My own words, which sometimes felt very grand and powerful as I wrote them out in the quiet environs and privacy of my home, where the only response or reaction was the silent relief at having put them down and out of my head, looked questionable and simplistic. The superficial silliness that dominated the early years and provided salacious click-bait to trick people into visiting the site felt frivolous and indulgent. And still there was more – all those photos submitted by me, and many other pictures culled directly from my site – selfie after selfie after selfie, from a time before anyone even knew what a selfie was – paraded in a way that made me almost sick of myself. (Not a foreign land by any means, and never a fun visit.)

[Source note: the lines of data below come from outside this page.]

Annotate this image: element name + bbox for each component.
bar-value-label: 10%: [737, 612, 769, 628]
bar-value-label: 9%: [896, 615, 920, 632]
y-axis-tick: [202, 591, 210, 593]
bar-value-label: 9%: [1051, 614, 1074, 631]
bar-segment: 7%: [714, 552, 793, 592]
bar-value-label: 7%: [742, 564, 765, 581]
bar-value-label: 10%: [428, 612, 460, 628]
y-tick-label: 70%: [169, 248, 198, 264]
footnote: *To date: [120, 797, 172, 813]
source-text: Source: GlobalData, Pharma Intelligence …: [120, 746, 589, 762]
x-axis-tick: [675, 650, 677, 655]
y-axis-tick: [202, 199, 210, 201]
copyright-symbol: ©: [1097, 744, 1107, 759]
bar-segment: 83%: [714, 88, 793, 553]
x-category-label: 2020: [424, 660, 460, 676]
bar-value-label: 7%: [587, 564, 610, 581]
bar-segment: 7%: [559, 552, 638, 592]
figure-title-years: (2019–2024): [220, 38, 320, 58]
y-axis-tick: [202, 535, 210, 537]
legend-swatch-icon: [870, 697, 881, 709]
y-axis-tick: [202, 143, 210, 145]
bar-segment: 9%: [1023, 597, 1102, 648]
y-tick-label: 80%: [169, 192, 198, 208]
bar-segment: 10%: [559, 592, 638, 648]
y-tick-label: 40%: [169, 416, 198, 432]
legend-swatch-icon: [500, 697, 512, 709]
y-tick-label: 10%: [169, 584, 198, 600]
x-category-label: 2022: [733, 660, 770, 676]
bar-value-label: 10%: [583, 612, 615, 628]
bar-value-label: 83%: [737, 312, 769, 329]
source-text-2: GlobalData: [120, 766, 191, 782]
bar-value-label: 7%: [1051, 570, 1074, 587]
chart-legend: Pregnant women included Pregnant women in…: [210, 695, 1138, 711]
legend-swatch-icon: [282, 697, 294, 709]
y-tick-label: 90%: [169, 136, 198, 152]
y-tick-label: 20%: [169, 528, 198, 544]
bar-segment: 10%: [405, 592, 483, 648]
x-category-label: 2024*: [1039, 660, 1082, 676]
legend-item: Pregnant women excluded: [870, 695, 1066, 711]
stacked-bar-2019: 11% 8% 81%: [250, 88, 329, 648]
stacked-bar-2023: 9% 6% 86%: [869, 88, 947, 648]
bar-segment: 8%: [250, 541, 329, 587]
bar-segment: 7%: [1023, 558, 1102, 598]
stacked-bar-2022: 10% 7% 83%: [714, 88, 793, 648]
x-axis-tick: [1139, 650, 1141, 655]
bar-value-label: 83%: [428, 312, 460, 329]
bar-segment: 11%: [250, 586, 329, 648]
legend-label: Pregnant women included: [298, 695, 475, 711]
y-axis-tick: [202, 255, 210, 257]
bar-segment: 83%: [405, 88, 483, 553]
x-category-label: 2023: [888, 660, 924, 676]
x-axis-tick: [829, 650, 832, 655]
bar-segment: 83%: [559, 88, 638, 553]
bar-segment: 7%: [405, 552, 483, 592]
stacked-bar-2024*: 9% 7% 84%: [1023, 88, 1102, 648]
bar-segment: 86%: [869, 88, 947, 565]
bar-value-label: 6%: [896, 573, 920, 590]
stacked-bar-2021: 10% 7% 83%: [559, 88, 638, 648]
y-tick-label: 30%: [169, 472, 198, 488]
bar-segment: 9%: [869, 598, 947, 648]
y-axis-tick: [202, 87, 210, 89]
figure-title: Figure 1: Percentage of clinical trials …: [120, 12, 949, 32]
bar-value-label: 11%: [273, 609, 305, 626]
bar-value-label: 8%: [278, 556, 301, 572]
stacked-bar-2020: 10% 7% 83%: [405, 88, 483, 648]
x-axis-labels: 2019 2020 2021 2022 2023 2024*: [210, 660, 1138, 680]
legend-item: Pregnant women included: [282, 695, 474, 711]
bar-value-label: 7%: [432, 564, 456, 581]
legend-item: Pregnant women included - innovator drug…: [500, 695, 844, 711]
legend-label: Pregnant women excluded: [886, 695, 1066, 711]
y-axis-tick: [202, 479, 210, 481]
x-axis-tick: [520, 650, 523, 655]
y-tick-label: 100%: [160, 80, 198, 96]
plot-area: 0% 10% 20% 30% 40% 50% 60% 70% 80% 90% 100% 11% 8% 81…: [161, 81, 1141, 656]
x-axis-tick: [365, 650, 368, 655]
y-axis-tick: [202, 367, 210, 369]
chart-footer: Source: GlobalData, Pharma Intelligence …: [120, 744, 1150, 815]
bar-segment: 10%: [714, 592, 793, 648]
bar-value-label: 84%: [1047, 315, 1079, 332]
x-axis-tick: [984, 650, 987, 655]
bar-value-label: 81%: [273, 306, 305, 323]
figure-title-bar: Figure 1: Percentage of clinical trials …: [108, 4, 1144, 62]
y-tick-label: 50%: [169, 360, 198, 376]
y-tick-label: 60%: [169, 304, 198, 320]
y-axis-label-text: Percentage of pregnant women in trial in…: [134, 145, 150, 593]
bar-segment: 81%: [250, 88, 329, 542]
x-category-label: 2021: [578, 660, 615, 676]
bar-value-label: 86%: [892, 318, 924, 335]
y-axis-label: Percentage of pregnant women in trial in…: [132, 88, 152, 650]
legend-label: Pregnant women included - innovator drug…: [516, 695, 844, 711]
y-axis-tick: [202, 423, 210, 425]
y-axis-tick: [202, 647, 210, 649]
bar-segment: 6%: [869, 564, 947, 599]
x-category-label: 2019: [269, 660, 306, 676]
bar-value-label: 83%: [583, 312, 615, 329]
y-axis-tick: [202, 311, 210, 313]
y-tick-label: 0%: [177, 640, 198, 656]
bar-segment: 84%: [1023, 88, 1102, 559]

Imagining any of the many strangers who had taken shots at me over the years for vanity and ego, my first thought was that if anyone read this I would be the most hated man in Albany, and it already felt like I’d cracked the top ten a long time ago. Reading the profile in that mindset proved impossible, and so I had to stop. For all the reports of excessive vanity, and for all the accusations of acute narcissism, I genuinely didn’t want to read another word about myself. 

When the article reached the homes of all the newspaper subscribers the next day, I began to hear from people – and still I didn’t open my copy or scroll through the online story. Out of respect for the writer, and to outwardly assume a stance of pride, I shared it half-heartedly on my social media feeds. The comments were overwhelmingly kind, but that has never fed into any authentic shift in my own estimation of myself. Years of not feeling like I belonged anywhere would not be forgotten so easily, despite an equal amount of years spent working to correct it. 

It had been out for two days, and I still I hadn’t read it in full. Andy encouraged me to give it another go, adamantly expressing that it wasn’t coming across like I thought it was, but for various reasons I couldn’t do it. A testament to its title, I was genuinely too shy to look too closely at it. I went to bed and spent another restless night trying to focus on anything else.

Then, on the third day, the writer himself contacted me and proposed a blog post on it, one in which he welcomed questions on how he went about writing it, turning the interviewer into the interviewee for this subject. I would have to read the story now, and figure out a way to politely decline… the way the truly shy among us have been declining life for years.